Zeugnisse vertriebenen Lebens

Saarwellingen · Vor 75 Jahren begann mit der Verwüstung der Synagoge die Ermordung und endgültige Vertreibung der Juden. Zum Auftakt des Gedenkjahres ist ein Buch über die jüdische Gemeinde in Saarwellingen erschienen. Am Sonntag wird es um 11 Uhr im Alten Rathaus vorgestellt.

 Einige wenige Erinnerungen an das jüdische Leben in Saarwellingen sind im Leo-Grünfeld-Haus zu sehen. Foto: Gerhard Alt

Einige wenige Erinnerungen an das jüdische Leben in Saarwellingen sind im Leo-Grünfeld-Haus zu sehen. Foto: Gerhard Alt

Foto: Gerhard Alt

Wo sind sie geblieben, all' die Habseligkeiten der Familien? Wo die Kultgegenstände? In einer Ausstellungsvitrine im Leo-Grünfeld-Haus zeugt nicht viel vom jüdischen Leben in Saarwellingen: Register, Urkunden, eine schöne Seidenmalerei, ein Geschenk einer Lehrergattin an ihre Vermieterin. Dazu Fotoreproduktionen. Alles sorgfältig gemacht, aber viel ist es nicht, was an die jüdische Bevölkerung erinnert.

Neue Fotos und Dokumente

Nur noch wenige können erzählen vom "Juden-Menne", dem besten Mittelstürmer, den Saarwellingen je hatte, und von den anderen, die mit in den Ersten Weltkrieg zogen, Läden im Ort hatten. Jetzt sind neue Fotos und handschriftliche Dokumente verfügbar: im neuen Buch von Hans-Peter Klauck und Klaus Mayer. Die Autoren stellen die fast 250-jährige jüdische Geschichte Saarwellingens nicht nur vom Holocaust her dar, sondern in ihrer Einbettung in die Lebenswelt des Ortes und listen die Namen aller jüdischen Bürger auf, inklusive privater Erinnerungen.

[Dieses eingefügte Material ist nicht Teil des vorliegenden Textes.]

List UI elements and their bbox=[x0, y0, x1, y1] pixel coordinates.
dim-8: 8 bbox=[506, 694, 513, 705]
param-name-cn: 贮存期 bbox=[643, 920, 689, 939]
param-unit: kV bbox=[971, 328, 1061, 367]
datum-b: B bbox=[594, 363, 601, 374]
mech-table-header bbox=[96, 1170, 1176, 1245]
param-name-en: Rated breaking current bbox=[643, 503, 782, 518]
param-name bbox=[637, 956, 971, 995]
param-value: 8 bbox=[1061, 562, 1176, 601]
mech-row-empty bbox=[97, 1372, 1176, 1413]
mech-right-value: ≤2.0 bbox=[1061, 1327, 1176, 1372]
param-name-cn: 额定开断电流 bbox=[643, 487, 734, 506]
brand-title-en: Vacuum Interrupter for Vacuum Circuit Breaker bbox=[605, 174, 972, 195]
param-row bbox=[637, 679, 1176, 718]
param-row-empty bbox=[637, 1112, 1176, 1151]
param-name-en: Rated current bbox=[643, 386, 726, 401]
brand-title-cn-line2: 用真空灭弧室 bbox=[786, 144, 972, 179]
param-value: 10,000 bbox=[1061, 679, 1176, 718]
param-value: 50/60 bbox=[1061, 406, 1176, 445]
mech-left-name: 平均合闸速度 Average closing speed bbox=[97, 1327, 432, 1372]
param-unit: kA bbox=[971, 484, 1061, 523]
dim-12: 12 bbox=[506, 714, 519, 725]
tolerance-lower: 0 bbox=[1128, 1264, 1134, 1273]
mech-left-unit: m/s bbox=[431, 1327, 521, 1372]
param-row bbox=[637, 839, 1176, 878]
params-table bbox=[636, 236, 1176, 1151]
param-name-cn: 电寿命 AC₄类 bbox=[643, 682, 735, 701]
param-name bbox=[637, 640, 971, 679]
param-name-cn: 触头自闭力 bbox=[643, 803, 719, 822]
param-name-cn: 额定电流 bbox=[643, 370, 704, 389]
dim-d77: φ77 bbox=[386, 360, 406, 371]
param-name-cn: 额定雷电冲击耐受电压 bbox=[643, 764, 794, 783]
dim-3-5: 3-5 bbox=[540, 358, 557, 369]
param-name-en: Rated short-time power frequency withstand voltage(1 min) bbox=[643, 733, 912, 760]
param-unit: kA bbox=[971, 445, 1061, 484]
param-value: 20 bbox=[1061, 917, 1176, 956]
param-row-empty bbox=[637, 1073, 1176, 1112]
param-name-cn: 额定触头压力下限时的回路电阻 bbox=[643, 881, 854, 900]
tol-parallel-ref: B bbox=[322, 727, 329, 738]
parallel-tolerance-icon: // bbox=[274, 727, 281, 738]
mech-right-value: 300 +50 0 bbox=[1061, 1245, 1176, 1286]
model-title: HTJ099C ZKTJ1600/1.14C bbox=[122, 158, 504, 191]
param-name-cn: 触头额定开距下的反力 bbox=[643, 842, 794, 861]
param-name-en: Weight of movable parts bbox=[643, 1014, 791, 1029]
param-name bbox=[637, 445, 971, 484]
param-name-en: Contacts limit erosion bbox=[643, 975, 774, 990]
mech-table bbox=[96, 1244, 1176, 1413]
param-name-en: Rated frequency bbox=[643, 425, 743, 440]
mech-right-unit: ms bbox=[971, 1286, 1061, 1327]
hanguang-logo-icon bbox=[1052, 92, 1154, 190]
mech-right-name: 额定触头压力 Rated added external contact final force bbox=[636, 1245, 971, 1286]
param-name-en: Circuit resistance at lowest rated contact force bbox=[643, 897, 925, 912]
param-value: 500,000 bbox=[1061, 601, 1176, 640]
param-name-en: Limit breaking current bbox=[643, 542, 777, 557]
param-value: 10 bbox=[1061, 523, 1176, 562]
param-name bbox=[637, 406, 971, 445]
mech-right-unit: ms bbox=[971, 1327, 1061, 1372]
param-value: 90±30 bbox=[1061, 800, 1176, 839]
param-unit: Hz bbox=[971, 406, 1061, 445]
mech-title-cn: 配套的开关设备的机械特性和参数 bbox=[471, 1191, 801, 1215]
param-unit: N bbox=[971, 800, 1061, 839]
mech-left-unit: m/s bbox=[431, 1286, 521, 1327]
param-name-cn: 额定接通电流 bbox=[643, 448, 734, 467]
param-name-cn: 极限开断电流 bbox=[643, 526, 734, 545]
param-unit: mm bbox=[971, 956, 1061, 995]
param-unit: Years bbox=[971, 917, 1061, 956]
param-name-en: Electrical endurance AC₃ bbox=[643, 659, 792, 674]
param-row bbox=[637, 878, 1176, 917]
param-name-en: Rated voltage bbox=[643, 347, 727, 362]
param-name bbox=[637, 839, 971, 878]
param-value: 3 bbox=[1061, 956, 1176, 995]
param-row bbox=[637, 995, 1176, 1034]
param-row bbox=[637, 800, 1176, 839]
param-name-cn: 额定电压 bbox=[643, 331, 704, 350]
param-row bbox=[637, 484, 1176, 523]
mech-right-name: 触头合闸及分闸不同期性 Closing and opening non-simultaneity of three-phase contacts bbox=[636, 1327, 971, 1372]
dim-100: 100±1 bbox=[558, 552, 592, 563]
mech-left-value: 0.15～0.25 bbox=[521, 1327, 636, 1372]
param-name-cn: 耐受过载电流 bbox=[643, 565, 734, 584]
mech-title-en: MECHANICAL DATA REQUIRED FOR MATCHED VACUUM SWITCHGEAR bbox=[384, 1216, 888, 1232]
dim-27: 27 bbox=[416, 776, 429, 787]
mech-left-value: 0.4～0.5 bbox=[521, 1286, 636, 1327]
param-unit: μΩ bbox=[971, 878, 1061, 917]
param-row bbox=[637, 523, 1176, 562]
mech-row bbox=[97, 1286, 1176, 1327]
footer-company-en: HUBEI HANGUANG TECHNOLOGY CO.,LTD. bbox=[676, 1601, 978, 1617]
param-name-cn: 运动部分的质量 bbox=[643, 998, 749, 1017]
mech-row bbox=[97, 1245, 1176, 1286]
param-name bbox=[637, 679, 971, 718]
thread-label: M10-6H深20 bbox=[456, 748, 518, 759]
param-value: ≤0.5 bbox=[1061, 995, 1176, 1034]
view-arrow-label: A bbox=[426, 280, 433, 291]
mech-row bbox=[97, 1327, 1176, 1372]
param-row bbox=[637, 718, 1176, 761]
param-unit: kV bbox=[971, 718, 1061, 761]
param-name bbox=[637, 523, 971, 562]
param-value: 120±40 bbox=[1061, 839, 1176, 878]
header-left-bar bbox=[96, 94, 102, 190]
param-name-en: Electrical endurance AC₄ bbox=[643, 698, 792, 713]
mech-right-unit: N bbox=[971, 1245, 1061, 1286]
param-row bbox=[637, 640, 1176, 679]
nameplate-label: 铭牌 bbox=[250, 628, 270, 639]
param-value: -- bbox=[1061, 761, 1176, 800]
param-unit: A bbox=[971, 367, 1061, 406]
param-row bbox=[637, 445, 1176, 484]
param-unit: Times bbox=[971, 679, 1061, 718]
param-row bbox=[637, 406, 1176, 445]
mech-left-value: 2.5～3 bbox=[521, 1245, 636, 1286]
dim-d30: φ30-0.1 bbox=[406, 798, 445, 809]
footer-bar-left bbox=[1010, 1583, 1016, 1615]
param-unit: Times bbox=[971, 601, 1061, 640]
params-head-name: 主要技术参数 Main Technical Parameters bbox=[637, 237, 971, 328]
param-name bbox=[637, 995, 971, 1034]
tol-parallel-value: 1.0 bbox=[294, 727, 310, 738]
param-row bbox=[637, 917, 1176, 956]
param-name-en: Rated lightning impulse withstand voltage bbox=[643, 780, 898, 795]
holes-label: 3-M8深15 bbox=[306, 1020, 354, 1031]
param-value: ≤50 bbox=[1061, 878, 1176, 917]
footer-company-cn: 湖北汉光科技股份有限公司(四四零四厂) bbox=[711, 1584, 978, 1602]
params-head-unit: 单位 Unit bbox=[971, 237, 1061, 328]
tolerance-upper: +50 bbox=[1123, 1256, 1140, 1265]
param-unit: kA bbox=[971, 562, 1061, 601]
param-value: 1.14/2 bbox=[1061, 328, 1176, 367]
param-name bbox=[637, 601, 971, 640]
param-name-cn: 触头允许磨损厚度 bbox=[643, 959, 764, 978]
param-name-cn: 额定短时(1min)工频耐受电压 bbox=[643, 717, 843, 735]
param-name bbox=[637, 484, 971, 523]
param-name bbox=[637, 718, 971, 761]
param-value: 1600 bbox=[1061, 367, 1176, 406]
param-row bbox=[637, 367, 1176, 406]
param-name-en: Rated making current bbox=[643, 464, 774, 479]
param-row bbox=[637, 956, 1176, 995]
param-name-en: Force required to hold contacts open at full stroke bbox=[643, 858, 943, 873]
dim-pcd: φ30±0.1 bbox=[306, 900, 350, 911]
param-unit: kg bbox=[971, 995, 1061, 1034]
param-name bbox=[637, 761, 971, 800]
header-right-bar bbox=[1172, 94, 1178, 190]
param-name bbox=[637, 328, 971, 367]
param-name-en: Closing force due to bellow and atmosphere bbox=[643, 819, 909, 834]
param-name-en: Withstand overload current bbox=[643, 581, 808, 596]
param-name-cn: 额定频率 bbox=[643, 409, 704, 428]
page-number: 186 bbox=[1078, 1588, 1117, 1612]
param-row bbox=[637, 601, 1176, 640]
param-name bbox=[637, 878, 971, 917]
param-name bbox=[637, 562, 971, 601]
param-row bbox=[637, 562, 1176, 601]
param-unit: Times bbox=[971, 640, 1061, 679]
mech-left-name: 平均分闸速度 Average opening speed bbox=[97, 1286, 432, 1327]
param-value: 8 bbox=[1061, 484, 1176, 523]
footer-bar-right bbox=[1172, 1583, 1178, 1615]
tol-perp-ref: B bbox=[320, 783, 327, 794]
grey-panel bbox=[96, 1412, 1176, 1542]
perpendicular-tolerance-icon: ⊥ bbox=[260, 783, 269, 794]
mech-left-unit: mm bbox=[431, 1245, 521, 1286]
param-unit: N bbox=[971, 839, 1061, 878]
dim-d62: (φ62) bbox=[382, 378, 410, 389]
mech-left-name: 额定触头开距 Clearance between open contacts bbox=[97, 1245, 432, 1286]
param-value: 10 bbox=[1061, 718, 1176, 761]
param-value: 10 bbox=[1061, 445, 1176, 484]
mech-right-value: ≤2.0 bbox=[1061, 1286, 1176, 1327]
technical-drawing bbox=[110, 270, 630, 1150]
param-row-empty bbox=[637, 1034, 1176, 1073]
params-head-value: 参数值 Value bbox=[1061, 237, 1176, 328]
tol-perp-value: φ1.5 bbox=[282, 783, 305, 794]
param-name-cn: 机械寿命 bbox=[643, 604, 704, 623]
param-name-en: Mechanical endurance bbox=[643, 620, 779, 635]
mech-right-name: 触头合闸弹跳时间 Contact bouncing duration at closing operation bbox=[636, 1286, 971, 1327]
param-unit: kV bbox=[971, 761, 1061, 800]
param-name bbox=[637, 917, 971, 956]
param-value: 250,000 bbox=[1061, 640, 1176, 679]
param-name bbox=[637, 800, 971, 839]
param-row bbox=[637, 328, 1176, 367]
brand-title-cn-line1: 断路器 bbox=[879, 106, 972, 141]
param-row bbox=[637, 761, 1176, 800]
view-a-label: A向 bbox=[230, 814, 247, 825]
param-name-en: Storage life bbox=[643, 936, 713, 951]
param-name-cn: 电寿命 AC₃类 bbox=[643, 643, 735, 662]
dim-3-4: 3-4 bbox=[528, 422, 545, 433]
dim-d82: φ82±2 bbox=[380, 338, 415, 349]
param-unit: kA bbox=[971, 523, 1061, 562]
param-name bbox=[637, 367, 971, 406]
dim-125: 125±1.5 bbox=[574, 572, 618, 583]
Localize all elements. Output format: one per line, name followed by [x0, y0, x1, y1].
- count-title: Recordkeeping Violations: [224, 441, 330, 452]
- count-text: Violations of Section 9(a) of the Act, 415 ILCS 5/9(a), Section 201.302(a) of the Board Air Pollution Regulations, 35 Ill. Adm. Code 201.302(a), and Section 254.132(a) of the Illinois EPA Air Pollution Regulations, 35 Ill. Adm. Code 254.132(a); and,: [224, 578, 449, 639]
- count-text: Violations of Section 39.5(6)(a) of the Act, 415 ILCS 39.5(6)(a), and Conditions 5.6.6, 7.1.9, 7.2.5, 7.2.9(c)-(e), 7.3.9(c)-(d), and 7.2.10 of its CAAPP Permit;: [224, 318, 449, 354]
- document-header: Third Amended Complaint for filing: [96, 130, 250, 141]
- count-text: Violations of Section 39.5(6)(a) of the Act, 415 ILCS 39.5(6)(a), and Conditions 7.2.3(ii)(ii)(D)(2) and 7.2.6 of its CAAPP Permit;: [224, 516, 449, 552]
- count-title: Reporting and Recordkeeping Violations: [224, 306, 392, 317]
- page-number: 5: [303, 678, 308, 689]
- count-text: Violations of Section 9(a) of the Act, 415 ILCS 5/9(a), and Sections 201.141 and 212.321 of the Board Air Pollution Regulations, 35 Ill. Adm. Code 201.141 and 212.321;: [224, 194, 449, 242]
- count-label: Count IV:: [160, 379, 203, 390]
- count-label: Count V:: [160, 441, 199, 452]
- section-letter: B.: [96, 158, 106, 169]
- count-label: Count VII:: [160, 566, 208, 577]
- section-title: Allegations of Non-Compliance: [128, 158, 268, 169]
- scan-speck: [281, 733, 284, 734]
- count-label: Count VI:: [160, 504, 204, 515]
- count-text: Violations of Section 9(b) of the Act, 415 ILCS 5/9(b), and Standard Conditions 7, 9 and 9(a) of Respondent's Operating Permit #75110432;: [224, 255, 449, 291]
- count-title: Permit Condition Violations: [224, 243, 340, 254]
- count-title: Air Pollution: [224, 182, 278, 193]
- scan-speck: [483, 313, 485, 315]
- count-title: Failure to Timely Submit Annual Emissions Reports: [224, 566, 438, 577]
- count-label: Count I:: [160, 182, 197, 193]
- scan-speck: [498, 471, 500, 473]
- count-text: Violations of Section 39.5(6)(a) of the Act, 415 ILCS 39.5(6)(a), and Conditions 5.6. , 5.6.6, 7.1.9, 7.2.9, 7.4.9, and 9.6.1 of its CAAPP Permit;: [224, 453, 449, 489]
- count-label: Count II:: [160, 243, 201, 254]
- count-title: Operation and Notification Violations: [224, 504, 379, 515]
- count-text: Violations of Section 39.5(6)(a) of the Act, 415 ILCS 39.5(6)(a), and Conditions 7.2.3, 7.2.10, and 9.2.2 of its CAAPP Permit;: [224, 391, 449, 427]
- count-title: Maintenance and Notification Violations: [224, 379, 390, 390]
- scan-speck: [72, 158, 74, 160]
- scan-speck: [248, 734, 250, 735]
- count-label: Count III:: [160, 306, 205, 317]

Sie konnten auf Vorarbeiten zurückgreifen, durchforsteten weitere Archive, die Bevölkerung half. So liefern sie belegte Fakten: Um 1770 erwarben erste jüdische Familien namens Simon, Moses und Israel Lewy Wohnrecht durch Zahlung von Schutzgeld. Saarwellingen wurde zweitgrößte jüdische Gemeinde im Kreis. Ende des 19. Jahrhunderts war fast ein Zehntel der Saarwellinger jüdisch. In der Französischen Revolution wurden die Juden gleichberechtigte Bürger. Mit den Napoleonischen Gesetzen bekamen sie "gebräuchliche" Namen, mit der Verfassung von 1848 alle bürgerlichen Rechte unabhängig von der Religion.

Die Geschichte der Synagoge

1871 sind von 2150 Saarwellingern 199 Juden. 1933 sind 140 Saarwellinger Juden. Infolge der Rassengesetze und der Abstimmung fürs Deutsche Reich verlassen 77 Saarwellingen, 1936 leben noch 36 Juden im Ort, die letzten acht werden 1940 ins Sammellager Gurs deportiert, danach in den Vernichtungslagern umgebracht.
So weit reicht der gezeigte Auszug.